Croissants are a bit of a faff, even for somebody who really doesn't think that 24 hours is too long to wait for a loaf of bread.  You make something a bit like a baguette dough (so that's very soft and very white)...

Dough bulk rising.

and you roll it out, plonk a slab of butter in the middle and wrap it up like a parcel...

Laminating croissant dough with butter: and roll and fold and roll and fold and roll and fold and...
...and you roll it and fold it twice every half hour, for 3 hours, until, eventually, you're allowed to shape them.

Aren't they cute? I was aiming for mini ones, but they baked up to suitable breakfast size...

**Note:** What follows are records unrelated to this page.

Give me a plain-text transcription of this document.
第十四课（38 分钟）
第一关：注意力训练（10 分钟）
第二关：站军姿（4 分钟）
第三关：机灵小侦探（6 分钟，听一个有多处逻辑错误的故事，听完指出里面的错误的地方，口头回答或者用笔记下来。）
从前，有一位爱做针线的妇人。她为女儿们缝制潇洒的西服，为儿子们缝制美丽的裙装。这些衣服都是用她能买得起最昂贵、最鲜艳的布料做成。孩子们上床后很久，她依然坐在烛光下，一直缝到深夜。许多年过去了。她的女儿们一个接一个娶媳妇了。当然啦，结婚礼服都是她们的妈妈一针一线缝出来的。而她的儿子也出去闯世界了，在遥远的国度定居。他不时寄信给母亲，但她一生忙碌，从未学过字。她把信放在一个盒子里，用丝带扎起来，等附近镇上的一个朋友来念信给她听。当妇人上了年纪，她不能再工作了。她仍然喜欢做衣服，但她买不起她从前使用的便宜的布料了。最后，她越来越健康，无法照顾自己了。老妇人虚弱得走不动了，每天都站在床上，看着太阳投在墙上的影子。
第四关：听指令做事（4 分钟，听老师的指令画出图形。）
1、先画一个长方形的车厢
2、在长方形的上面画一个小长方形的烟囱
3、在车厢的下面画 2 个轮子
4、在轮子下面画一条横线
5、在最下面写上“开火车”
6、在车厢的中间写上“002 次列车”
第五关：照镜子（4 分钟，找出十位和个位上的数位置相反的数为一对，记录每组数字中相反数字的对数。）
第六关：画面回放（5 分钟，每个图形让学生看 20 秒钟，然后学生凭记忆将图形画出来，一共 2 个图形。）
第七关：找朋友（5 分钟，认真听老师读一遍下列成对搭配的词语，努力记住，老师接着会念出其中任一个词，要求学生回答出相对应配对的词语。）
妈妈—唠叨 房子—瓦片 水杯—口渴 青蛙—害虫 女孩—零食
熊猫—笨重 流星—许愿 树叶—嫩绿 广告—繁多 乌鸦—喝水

It was Sunday evening by this stage - I could probably have got to this point 24 hours earlier but I wanted to make sure I could bake them on Monday morning, because who wants a day old croissant?  I was going out with my friends to have brunch on Sunday, too, so it's a good job the dough is pretty forgiving - you can put it in the freezer and things to slow it down.  Next time I make them though I want to do what they tell me about when I bake them, because I'm hopeful that will just perfect the texture.

On Monday morning, they looked like this:

All glazed up.
And they baked beautifully.  Everybody thought I was mad, but *I* was the one who spent a whole hour on the bus with the heady smell of fresh croissants warm on my lap instead of stinky London morning commuters.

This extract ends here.